Dalam suatu riwayat dikemukakan bahwa turunnya ayat “wala tankihul musyrikati hatta yu`minna” (S. 2 : 221) sebagai petunjuk atas permohonan Ibnu Abi Murtsid al-Ghanawiyang meminta idzin kepada Nabi saw. untuk menikah dengan seorang wanita musyrik yang cantik dan terpandang.
*Diriwayatkan oleh Ibnu Mundzir, Ibnu Abi Hatim dan al-Wahidi yang bersumber dari Muqatil.

Dalam riwayat lain dikemukakan bahwa kelanjutan ayat tersebut diatas, dari mulai “wala amatun mu`minatun khairun sampai akhir ayat” (S. 2 : 221), berkenaan dengan Abdullah bin Rawahah yang mempunyai seorang hamba sahaya wanita (amat) yang hitam.
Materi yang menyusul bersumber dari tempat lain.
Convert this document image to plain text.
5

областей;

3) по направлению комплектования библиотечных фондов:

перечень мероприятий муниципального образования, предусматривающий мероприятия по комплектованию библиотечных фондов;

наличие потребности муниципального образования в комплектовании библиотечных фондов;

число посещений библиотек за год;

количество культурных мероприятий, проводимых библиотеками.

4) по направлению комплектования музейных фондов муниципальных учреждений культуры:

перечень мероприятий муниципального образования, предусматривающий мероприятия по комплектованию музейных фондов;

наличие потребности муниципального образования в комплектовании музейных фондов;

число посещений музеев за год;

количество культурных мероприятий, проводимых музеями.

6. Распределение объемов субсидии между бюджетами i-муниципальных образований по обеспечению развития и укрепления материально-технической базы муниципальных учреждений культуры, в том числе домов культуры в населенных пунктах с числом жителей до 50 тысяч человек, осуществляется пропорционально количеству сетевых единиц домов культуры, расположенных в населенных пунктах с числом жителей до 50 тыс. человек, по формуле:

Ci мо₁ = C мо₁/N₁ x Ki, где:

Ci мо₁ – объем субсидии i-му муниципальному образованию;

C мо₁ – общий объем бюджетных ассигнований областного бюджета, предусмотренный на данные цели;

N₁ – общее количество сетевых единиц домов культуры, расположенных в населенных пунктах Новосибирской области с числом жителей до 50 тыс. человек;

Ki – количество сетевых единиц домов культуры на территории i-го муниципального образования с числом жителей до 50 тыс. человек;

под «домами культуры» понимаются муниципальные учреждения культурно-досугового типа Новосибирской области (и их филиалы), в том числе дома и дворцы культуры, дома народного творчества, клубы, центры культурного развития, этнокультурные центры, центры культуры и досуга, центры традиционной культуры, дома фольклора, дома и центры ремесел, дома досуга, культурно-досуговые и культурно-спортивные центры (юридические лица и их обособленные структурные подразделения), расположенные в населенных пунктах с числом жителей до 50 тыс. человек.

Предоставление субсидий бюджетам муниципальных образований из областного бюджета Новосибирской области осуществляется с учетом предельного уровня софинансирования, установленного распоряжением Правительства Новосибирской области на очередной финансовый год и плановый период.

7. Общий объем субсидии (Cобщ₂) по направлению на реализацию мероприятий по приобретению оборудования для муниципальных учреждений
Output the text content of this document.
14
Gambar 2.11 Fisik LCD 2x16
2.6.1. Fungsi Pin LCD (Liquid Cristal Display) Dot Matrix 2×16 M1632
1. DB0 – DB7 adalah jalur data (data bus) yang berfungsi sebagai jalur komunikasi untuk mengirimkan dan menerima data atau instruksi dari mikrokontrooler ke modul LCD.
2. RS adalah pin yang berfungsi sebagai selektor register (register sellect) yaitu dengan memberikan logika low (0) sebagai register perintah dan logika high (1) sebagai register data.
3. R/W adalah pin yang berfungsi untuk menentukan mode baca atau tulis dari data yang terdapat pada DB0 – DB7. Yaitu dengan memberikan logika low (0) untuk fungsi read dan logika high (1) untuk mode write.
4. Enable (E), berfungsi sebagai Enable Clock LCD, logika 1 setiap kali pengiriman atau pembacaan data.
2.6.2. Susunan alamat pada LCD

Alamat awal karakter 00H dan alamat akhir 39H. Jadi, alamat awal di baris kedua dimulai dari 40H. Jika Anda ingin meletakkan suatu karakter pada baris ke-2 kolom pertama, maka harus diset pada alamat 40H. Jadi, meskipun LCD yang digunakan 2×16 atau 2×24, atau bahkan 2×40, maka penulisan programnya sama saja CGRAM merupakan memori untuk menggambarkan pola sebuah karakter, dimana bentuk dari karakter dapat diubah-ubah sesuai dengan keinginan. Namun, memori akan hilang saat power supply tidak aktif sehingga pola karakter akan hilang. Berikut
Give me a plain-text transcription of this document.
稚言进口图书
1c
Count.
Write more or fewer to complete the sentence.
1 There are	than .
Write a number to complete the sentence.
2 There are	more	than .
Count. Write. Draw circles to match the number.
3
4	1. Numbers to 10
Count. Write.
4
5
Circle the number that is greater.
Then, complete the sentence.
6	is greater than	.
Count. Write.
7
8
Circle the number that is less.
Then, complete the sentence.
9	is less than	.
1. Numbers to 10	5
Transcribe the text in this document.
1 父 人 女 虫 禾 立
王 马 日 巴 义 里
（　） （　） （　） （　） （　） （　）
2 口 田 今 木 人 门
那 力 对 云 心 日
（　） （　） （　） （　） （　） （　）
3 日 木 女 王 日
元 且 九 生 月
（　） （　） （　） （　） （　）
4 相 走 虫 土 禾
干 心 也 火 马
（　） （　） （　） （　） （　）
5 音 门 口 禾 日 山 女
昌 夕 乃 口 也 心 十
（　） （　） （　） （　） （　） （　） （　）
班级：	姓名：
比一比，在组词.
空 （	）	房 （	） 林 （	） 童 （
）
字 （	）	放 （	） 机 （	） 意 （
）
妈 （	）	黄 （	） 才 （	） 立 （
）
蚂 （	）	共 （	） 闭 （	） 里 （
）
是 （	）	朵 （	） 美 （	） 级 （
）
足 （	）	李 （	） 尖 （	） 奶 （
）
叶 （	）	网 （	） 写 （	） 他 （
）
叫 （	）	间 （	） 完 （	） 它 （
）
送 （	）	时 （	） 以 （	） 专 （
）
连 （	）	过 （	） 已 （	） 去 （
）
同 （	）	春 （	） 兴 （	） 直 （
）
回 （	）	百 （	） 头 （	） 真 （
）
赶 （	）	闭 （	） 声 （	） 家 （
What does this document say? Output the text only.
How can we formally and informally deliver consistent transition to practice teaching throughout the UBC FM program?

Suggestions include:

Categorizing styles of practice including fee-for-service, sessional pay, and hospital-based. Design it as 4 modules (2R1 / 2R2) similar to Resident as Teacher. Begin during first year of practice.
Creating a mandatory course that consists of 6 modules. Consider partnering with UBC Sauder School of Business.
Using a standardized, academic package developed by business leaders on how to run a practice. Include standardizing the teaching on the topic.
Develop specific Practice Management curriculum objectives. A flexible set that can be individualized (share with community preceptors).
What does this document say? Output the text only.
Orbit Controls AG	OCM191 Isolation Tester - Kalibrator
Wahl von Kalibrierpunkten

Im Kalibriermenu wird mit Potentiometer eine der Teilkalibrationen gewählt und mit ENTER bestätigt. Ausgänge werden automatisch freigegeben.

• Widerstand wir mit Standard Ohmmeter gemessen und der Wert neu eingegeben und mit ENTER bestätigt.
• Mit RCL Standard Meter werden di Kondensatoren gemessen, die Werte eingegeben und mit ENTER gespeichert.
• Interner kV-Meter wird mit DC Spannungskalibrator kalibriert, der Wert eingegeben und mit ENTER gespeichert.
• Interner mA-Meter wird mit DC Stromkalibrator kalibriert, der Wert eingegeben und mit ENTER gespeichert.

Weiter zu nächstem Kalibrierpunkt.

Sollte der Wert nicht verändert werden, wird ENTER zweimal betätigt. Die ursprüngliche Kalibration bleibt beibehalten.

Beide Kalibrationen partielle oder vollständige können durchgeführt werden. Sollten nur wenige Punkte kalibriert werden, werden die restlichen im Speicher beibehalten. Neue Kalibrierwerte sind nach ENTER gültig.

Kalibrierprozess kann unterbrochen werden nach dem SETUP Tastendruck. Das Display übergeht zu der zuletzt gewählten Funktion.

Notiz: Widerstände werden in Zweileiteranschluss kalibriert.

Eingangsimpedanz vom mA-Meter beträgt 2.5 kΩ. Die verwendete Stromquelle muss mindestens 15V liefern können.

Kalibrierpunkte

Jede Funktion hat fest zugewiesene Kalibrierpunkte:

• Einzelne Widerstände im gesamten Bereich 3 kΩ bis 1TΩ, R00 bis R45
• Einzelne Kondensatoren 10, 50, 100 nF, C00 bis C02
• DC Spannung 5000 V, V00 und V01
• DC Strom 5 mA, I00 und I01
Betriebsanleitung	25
Pada suatu waktu itu marah kepadanya, sampai menemparnya. Ia sesali kejadian itu, lalu menghadap kepada Nabi saw. untuk menceritakan hal itu: “Saya akan merdekakan dia dan mengawininya”. Lalu ia laksanakan. Orang-orang pada waktu itu mencela dan mengejeknya atas perbuatannya itu.

Ayat tersebut diatas menegaskan bahwa kawin dengan seorang hamba sahaya Muslimah, lebih baik daripada kawin dengan wanita musyrik.
Diriwayatkan oleh al-Wahidi dari as-Suddi dari Abi Malik yang bersumber dari Ibnu Abbas. Dalam riwayat lain yang dikeluarkan oleh Ibnu Jarir yang bersumber dari as-Suddi, Hadistnya munqathi.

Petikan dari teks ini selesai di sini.